Фотограф смерти - Лесина Екатерина (читать бесплатно книги без сокращений txt) 📗
Снова пришлось сплюнуть. Не удержавшись, он глянул в зеркало. Десны кровили, и куда сильнее обычного. И дрожь вернулась. Не сейчас. Ему нужны его руки. Придется ждать. Дергающиеся пальцы не в состоянии были удержать черенок метлы. И крыса зашипела.
– Мне это тоже не по вкусу. Но ничего не поделаешь. Ничего… Смерть играет нечестно. Она говорит, что придет за мной. Я готов.
Он больше не сплевывал, но слюна текла по подбородку, оседая в двухдневной щетине кровяными сгустками.

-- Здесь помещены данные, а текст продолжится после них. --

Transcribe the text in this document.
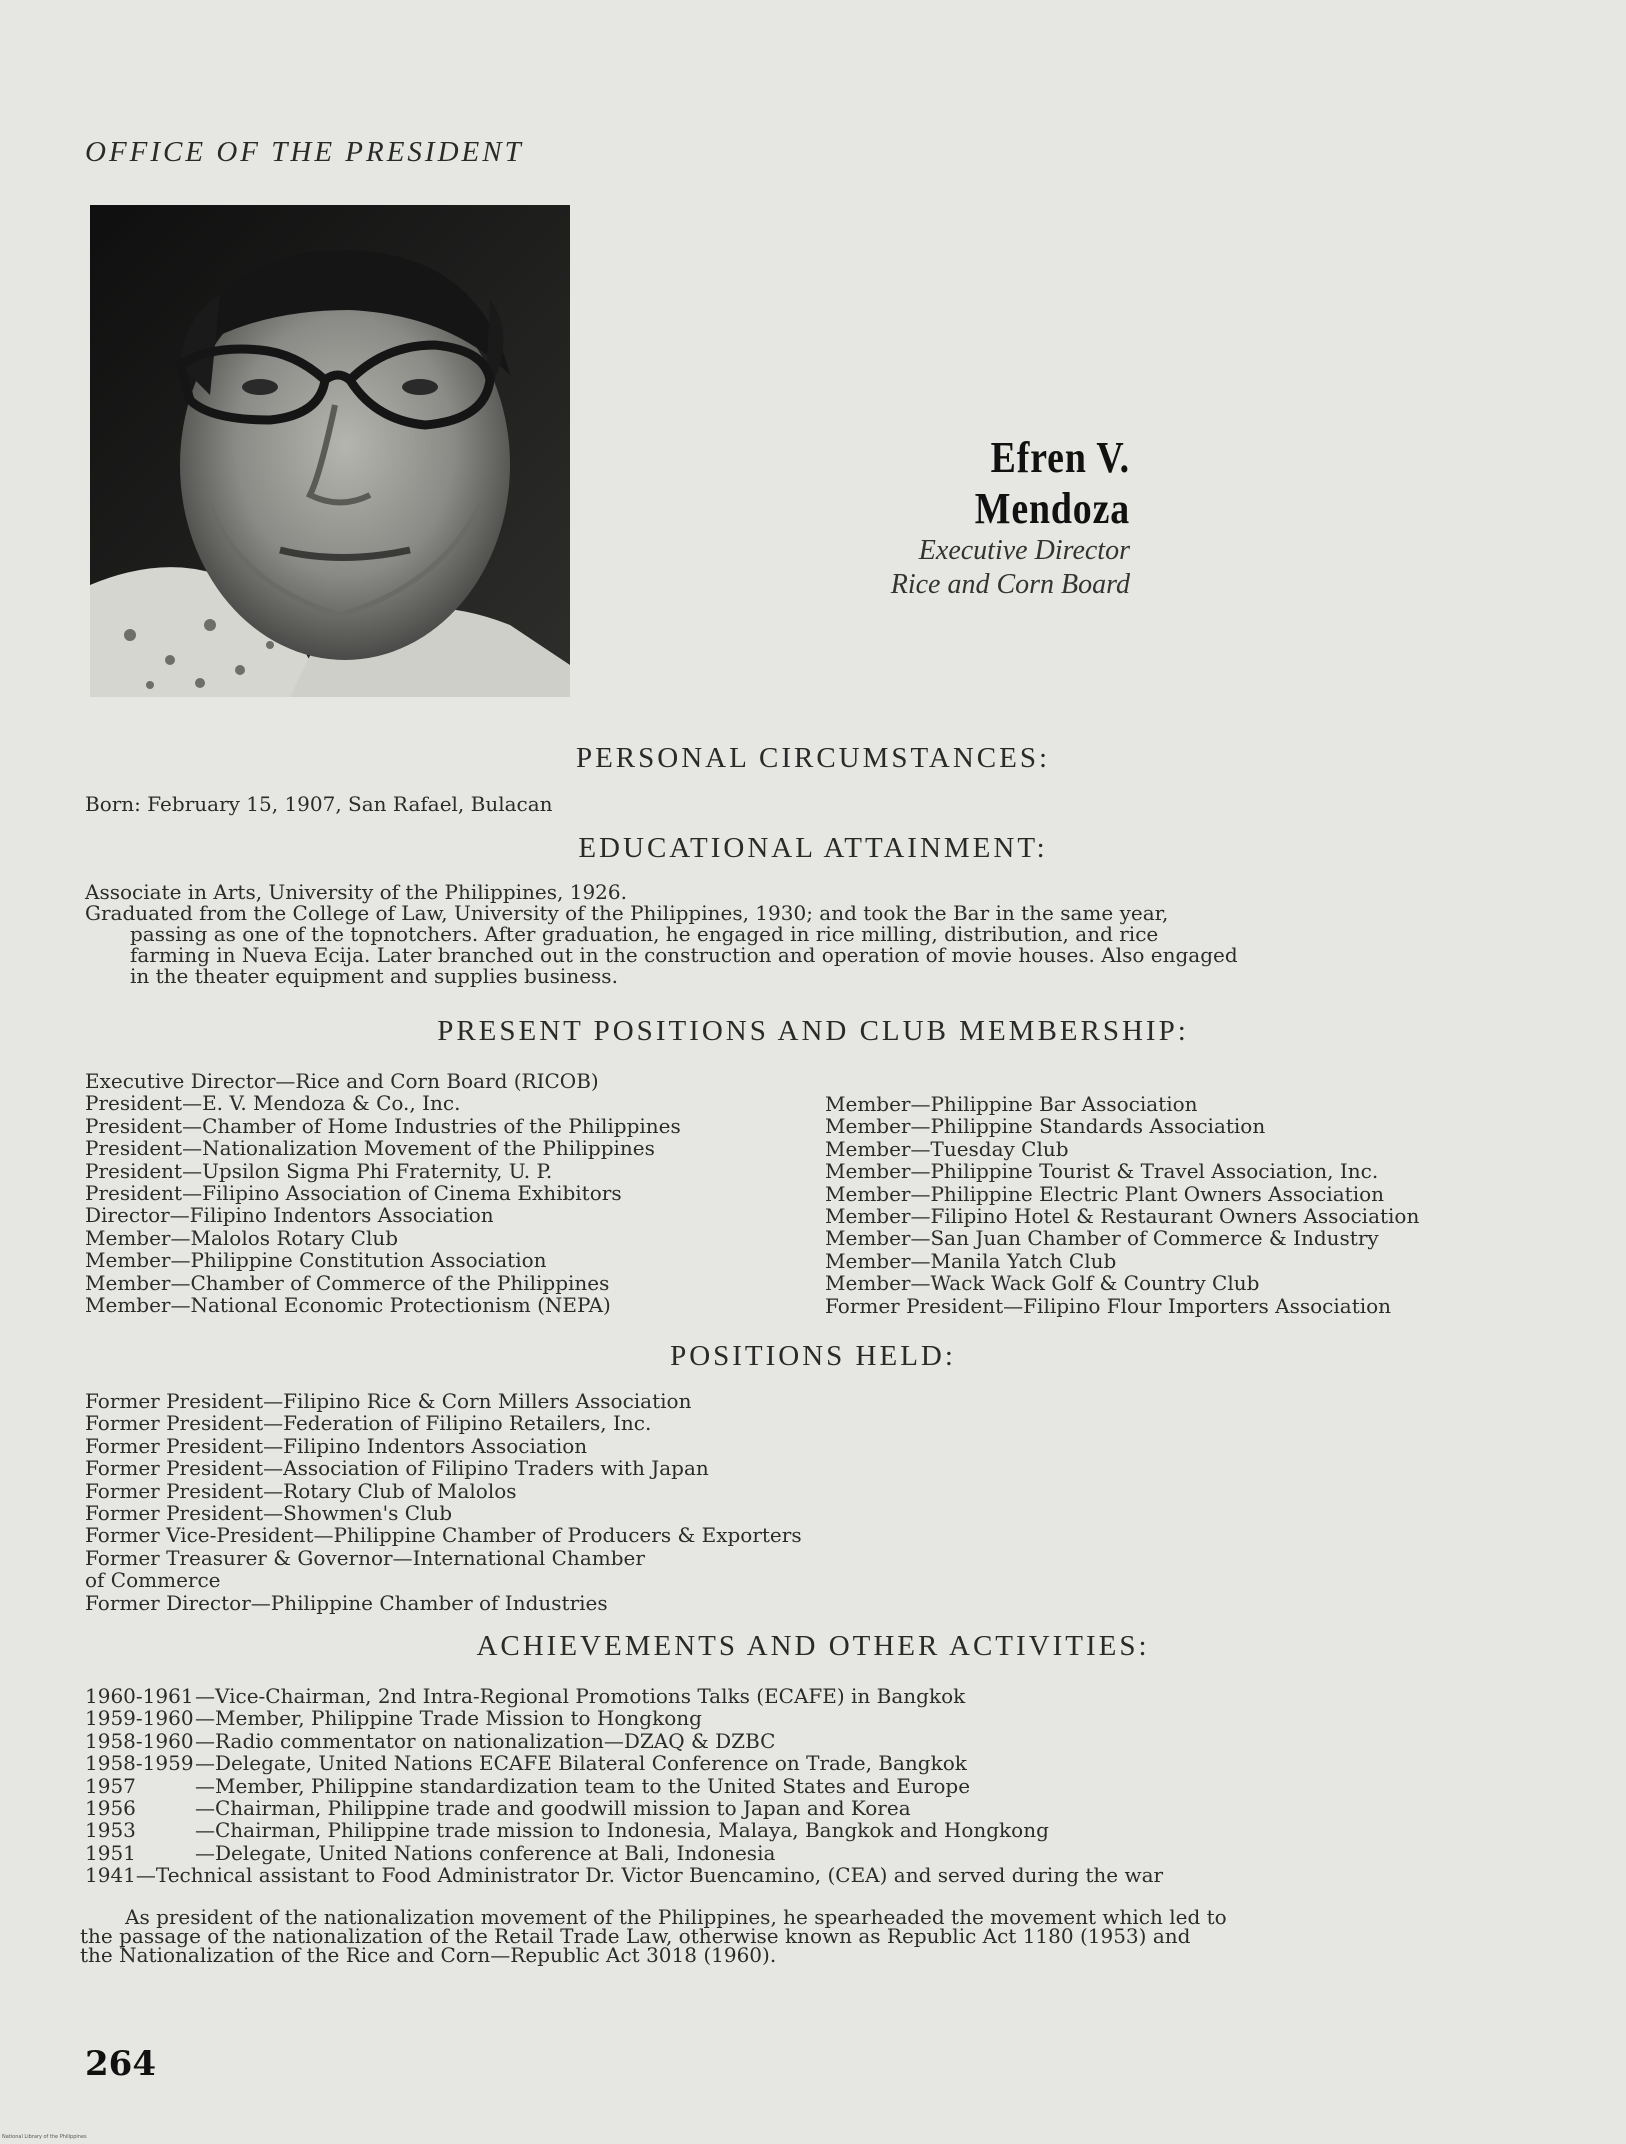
OFFICE OF THE PRESIDENT
Efren V. Mendoza
Executive Director
Rice and Corn Board
PERSONAL CIRCUMSTANCES:
Born: February 15, 1907, San Rafael, Bulacan
EDUCATIONAL ATTAINMENT:
Associate in Arts, University of the Philippines, 1926.
Graduated from the College of Law, University of the Philippines, 1930; and took the Bar in the same year,
passing as one of the topnotchers. After graduation, he engaged in rice milling, distribution, and rice
farming in Nueva Ecija. Later branched out in the construction and operation of movie houses. Also engaged
in the theater equipment and supplies business.
PRESENT POSITIONS AND CLUB MEMBERSHIP:
Executive Director—Rice and Corn Board (RICOB)
President—E. V. Mendoza & Co., Inc.
President—Chamber of Home Industries of the Philippines
President—Nationalization Movement of the Philippines
President—Upsilon Sigma Phi Fraternity, U. P.
President—Filipino Association of Cinema Exhibitors
Director—Filipino Indentors Association
Member—Malolos Rotary Club
Member—Philippine Constitution Association
Member—Chamber of Commerce of the Philippines
Member—National Economic Protectionism (NEPA)
Member—Philippine Bar Association
Member—Philippine Standards Association
Member—Tuesday Club
Member—Philippine Tourist & Travel Association, Inc.
Member—Philippine Electric Plant Owners Association
Member—Filipino Hotel & Restaurant Owners Association
Member—San Juan Chamber of Commerce & Industry
Member—Manila Yatch Club
Member—Wack Wack Golf & Country Club
Former President—Filipino Flour Importers Association
POSITIONS HELD:
Former President—Filipino Rice & Corn Millers Association
Former President—Federation of Filipino Retailers, Inc.
Former President—Filipino Indentors Association
Former President—Association of Filipino Traders with Japan
Former President—Rotary Club of Malolos
Former President—Showmen's Club
Former Vice-President—Philippine Chamber of Producers & Exporters
Former Treasurer & Governor—International Chamber
of Commerce
Former Director—Philippine Chamber of Industries
ACHIEVEMENTS AND OTHER ACTIVITIES:
1960-1961 —Vice-Chairman, 2nd Intra-Regional Promotions Talks (ECAFE) in Bangkok
1959-1960 —Member, Philippine Trade Mission to Hongkong
1958-1960 —Radio commentator on nationalization—DZAQ & DZBC
1958-1959 —Delegate, United Nations ECAFE Bilateral Conference on Trade, Bangkok
1957	—Member, Philippine standardization team to the United States and Europe
1956	—Chairman, Philippine trade and goodwill mission to Japan and Korea
1953	—Chairman, Philippine trade mission to Indonesia, Malaya, Bangkok and Hongkong
1951	—Delegate, United Nations conference at Bali, Indonesia
1941 —Technical assistant to Food Administrator Dr. Victor Buencamino, (CEA) and served during the war
As president of the nationalization movement of the Philippines, he spearheaded the movement which led to
the passage of the nationalization of the Retail Trade Law, otherwise known as Republic Act 1180 (1953) and
the Nationalization of the Rice and Corn—Republic Act 3018 (1960).
264
National Library of the Philippines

– Тогда я просто хотел, чтобы все по-настоящему. Моя Илона… Первый и единственный снимок. Я не умел работать, а она не стала бы смеяться, если бы у меня не получилось. Но у меня получилось. Это было великолепно! Неописуемо! Я вот этими вот руками делал все, как делали Дагер и Ньепс, как делали другие, кто только-только открыл для себя новое искусство. Оно ведь было искусством, а не забавным времяпровождением… Золота больше, чем пустой породы.
Усталость, такая привычная, такая бесчестная в нынешних обстоятельствах, легла на его плечи, обняла медвежьими лапами.
Нельзя поддаваться.
Он встал на четвереньки и руками принялся выравнивать ткань. Крохотные гвозди с одного удара входили в гнилое дерево, закрепляя ровное черное полотнище.
Как битум на крыше.
– И когда я увидел мою пластину… первенца истинного… я прозрел. Я видел свет электрических ламп и думал, что именно они – солнце. Истинный же свет ослеплял. Все мои прежние потуги – это… поделки. Детские. Умелые. Умильные. Но в них нет ничего настоящего. А на пластине была душа Илоны.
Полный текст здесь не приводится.